Building the Extraction Engine
Now that we have the necessary schema and prompt, let's create the content extraction engine using Claudetools.
from claudetools.tools.tool import AsyncTool
from prompts.system_prompts import SYSTEM_PROMPTS
from schemas import ExtractedContent
from configs import ANTHROPIC_API_KEY
tool = AsyncTool(ANTHROPIC_API_KEY)
async def extractContentFromImage(image_str: str, media_type: str):
user_messages = [{
"role": "user",
"content": [{
"type": "image",
"source": {
"type": "base64",
"media_type": media_type,
"data": image_str
}
}, {
"type": "text",
"text": SYSTEM_PROMPTS.EXTRACT_CONTENT
}]
}]
tools = [{
"name": "extractedContent",
"description": "Extract content from page image",
"parameters": ExtractedContent.model_json_schema()
}]
tool_choice = {"name": "extractedContent"}
return await tool("claude-3-opus-20240229", user_messages, tools=tools, tool_choice=tool_choice, max_tokens=4095, temperature=0.2)
Exposing the Function via API
Let’s quickly set up a FastAPI server to expose the extraction function through a POST API that accepts a base64 image string and its media type.
import uvicorn
from pydantic import BaseModel
from fastapi import FastAPI
from fastapi.middleware.cors import CORSMiddleware
from engine import extractContentFromImage
app = FastAPI()
origins = ["*"]
app.add_middleware(
CORSMiddleware,
allow_origins=origins,
allow_credentials=True,
allow_methods=["*"],
allow_headers=["*"],
)
class ImageInput(BaseModel):
image_str: str
media_type: str
@app.get("/")
async def index():
return {"ok": True}
@app.post("/api/extract")
async def api_extract(payload: ImageInput):
return await extractContentFromImage(payload.image_str, payload.media_type)
if __name__ == "__main__":
uvicorn.run("app:app", port=8890, host="0.0.0.0", reload=True)
Testing the API
With the FastAPI server operational, we can create a test file to read an image from our system, convert it to a base64 string, and determine its media type before sending it to the API.
import json
import base64
import requests
import mimetypes
from typing import Dict
def get_payload(image_path: str):
media_type, _ = mimetypes.guess_type(image_path)
if not media_type:
raise Exception(f"Unable to determine the media type for {image_path}")
try:
with open(image_path, "rb") as image_file:
image_data = image_file.read()except IOError:
raise Exception(f"Error opening image file {image_path}")

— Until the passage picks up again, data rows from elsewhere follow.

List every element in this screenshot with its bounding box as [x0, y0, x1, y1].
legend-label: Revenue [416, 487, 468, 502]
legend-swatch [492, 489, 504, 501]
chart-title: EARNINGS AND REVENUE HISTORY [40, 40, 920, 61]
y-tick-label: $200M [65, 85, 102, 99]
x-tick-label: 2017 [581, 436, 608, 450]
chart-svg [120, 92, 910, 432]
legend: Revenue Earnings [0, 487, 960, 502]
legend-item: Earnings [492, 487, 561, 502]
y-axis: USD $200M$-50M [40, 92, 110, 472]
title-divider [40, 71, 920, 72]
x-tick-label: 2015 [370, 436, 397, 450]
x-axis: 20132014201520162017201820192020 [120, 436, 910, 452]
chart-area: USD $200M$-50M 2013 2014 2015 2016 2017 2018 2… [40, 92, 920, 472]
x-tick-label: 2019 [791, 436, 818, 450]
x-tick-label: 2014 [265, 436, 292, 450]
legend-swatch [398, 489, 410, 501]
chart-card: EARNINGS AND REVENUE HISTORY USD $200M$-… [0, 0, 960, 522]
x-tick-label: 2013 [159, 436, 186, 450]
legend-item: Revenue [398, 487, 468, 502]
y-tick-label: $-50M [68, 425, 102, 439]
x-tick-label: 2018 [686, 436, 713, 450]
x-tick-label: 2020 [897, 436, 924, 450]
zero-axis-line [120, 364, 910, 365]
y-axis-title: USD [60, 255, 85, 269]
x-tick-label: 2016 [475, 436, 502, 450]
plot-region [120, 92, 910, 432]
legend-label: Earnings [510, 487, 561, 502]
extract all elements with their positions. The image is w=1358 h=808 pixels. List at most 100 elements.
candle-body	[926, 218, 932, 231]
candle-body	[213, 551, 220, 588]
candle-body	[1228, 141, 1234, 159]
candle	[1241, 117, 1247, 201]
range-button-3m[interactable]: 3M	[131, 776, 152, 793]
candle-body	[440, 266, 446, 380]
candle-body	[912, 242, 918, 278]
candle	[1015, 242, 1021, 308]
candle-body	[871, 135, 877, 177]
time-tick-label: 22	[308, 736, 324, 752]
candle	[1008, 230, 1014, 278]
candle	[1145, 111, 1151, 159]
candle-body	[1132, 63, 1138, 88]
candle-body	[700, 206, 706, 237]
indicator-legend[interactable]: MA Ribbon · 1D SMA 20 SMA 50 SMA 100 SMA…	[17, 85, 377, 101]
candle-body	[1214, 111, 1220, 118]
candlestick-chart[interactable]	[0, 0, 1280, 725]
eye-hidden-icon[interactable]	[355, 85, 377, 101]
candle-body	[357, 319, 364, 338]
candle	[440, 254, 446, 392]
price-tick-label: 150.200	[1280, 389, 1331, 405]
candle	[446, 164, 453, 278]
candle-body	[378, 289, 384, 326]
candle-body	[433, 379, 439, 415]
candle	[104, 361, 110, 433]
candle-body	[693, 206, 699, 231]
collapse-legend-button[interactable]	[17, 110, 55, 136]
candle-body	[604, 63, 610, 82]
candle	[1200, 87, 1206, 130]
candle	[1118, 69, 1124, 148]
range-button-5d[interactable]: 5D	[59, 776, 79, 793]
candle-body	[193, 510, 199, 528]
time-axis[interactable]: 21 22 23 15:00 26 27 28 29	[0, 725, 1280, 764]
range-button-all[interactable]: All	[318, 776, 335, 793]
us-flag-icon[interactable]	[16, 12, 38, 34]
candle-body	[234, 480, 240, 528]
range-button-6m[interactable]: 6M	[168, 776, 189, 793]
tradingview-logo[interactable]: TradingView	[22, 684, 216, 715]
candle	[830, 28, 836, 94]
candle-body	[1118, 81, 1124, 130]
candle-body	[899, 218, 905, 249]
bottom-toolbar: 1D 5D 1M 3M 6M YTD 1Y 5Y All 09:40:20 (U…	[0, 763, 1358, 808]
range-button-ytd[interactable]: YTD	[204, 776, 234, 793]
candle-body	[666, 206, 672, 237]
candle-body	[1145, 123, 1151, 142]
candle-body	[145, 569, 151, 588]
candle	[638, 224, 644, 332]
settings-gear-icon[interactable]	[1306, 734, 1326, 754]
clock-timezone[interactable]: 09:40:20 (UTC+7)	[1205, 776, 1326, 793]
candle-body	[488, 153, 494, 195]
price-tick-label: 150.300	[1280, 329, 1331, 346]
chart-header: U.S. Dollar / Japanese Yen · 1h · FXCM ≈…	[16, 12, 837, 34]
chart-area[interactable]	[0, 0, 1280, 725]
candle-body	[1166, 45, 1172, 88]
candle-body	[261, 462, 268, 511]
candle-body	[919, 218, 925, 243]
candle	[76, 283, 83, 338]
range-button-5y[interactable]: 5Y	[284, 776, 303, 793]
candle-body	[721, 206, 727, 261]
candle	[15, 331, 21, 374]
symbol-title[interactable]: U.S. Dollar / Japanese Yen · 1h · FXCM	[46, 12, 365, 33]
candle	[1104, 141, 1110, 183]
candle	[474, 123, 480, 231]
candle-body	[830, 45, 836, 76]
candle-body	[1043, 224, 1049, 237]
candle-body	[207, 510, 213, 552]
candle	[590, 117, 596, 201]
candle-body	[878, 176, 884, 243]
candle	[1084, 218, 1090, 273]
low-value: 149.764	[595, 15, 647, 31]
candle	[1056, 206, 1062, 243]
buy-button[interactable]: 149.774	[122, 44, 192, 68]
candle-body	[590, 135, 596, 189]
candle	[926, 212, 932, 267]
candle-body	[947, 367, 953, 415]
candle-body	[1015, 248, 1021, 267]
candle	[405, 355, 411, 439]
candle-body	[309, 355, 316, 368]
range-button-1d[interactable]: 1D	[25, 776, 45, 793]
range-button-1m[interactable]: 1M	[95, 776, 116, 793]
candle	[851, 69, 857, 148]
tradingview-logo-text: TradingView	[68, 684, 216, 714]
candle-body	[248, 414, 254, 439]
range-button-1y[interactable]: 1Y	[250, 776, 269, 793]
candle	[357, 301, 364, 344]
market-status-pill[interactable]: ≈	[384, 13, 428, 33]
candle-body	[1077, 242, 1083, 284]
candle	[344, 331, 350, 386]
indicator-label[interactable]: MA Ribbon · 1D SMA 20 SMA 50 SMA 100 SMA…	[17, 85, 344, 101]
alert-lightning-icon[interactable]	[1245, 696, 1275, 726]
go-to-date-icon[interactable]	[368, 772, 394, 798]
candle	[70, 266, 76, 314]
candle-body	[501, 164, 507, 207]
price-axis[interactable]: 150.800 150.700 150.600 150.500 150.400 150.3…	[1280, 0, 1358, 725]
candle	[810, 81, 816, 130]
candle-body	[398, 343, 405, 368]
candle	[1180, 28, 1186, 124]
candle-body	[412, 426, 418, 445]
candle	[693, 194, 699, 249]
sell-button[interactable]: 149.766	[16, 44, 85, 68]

image_base64 = base64.b64encode(image_data).decode('utf-8')
return {"image_str": image_base64, "media_type": media_type}
def make_call(payload: Dict):
response = requests.post("http://localhost:8890/api/extract", json=payload)
data = response.json()
return data
if __name__ == "__main__":
payload = get_payload("./images/test_img_LR_3.png")
print(json.dumps(make_call(payload), indent=4))
Expected Output
When running the test file, we should expect results that include the model's accurate analysis of the document image, identifying and categorizing the content blocks appropriately.
Conclusion
In this blog post, we explored how to utilize the Claude 3 family's reasoning, vision, and structured output generation features for function calls involving image data through the Claudetools library. We also highlighted the simplicity of developing structured output generation and function calling workflows using Pydantic and Claudetools. With that, we conclude our discussion.